Ну в общем, в таком вот состоянии — от умеренного до совсем тихого — я медленно заплыл на лекцию, типа как свинцовый дирижаблик, потому что до Общаги тащиться совсем как бы далеко показалось, на тот момент. И вот мы все садимся, с изысканной аккуратностью, чтобы один только Скнар стоять остался, за той кафедрой со своей лекцией.
А я смотрю и всё сильней и сильней восхищаюсь, до чего ж классная вещь! Вся фанера в той кафедре жёлтая такая и хорошо полированная. Лоск от неё лучится, приятный такой. Ну видно, что старательно полировали, и уже даже неловко как-то, куда-то ещё взгляд передвигать с той лакированной хрени.
Но потом я чёт не понял, а чё за дела, ващще? — резкий вылом из умиротворённого течения колеи, причём заметно очень. Опаньки! Так это ж Скнар, зачем-то, на Латынь переключился!
Я сконцентрировался, но — да! — точно Латынь… Причём шпарит на более беглой Латыни, чем даже Латинист Люпус, правда, звучит она как-то глуховато, и глаза постоянно кверху подворачивает, типа как бы: к тебе взываю de Profundis! Я насторожился — Скнар это или не Скнар?
Из-за этого всего, начинаю всерьёз присматриваться, и что же оказывается? За кафедрой от всего Скнара ничего не осталось, кроме его бюста. Ну в натуре! На жёлтом ящике стоит себе бюст Скнара, без рук даже — одни только плечи. Но голова всё так же говорит, не унимается.
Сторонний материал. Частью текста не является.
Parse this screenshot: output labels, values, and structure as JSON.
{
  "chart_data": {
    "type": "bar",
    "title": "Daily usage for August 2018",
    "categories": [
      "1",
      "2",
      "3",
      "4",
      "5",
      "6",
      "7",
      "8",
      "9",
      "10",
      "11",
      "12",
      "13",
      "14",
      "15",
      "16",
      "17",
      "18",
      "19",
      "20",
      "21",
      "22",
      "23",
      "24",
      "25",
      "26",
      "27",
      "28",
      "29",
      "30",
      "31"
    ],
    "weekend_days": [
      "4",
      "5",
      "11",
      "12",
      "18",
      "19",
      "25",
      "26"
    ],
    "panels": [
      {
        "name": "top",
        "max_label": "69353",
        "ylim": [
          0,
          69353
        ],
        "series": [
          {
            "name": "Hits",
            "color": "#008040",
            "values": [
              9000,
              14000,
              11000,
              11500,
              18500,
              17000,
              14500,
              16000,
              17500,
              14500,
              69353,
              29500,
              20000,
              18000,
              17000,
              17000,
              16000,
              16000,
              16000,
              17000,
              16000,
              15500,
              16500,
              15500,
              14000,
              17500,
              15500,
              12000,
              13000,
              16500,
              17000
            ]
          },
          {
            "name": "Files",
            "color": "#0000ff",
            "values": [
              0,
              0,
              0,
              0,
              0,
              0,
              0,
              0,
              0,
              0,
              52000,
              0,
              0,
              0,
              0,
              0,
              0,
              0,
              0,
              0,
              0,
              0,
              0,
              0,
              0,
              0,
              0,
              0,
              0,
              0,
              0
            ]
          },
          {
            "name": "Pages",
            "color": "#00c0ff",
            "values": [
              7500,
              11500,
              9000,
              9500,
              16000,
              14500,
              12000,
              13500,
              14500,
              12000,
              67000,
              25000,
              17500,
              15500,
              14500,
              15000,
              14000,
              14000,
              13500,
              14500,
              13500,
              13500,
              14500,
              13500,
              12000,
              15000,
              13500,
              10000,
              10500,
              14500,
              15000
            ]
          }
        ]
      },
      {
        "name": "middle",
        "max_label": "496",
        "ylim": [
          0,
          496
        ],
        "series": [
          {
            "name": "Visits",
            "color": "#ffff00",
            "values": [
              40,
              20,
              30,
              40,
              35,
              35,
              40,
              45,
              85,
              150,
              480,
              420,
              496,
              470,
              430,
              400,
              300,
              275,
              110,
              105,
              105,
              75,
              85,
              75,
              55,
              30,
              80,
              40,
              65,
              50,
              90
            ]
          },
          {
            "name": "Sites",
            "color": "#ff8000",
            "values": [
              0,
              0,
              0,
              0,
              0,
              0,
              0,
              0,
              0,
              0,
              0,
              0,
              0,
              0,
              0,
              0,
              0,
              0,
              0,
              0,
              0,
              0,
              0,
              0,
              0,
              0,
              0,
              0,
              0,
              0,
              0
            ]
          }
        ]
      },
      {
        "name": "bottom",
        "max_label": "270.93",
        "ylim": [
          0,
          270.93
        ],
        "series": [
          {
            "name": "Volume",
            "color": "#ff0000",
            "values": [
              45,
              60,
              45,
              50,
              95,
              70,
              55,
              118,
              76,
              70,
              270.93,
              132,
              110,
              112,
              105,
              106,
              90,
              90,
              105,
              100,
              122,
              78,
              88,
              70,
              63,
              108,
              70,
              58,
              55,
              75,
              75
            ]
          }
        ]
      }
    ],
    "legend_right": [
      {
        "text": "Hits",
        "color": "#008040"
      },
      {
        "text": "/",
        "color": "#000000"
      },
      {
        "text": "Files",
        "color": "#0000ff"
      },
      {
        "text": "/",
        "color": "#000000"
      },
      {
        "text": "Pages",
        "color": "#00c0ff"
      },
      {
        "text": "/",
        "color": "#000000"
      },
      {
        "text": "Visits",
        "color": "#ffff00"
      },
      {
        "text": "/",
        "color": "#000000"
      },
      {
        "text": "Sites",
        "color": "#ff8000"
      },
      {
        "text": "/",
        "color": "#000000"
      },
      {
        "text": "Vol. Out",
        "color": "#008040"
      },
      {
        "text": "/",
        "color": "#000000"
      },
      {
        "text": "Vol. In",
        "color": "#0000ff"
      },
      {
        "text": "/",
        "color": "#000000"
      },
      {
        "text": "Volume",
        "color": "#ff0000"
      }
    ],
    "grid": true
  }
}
А на верхней губе её лица такая ложбинка миниатюрная, как раз посередине. И начинает она чёт темнеть, углубляться, пока не превратилась в усы Адольфа Гитлера. Ахх-уеть! В Советском вузе бюст Гитлера лекцию читает, мало того — на Латыни! Ай, да Скнар! Не всякий преп отважится такое закаблучить. А без него я бы до сих пор думал, что если лекция, то обязательно — туфта. Стереотипы, они такие привязчивые очень...
~ ~ ~
А с Жомниром я у него на дому учился… Как очередной перевод закончу, приношу к нему. Садимся за стол, придвинутый к стене в гостиной, и он его драконит в пух и прах (не стол, а перевод) — тут хлипко, там жидко...
Ну да, я ещё до его вивисекции знал, что те места слабоваты, но почему? А и как по-другому можно?
— А то вже твоя справа. Шукай.
— А что, если так: «лорд жвакнувся на рейки»?
— Нi! Це вже перебiр.
Угодить на него невозможно — всегда придерётся, где что не так. Поэтому работа с Жомниром стала хорошей школой не сдаваться...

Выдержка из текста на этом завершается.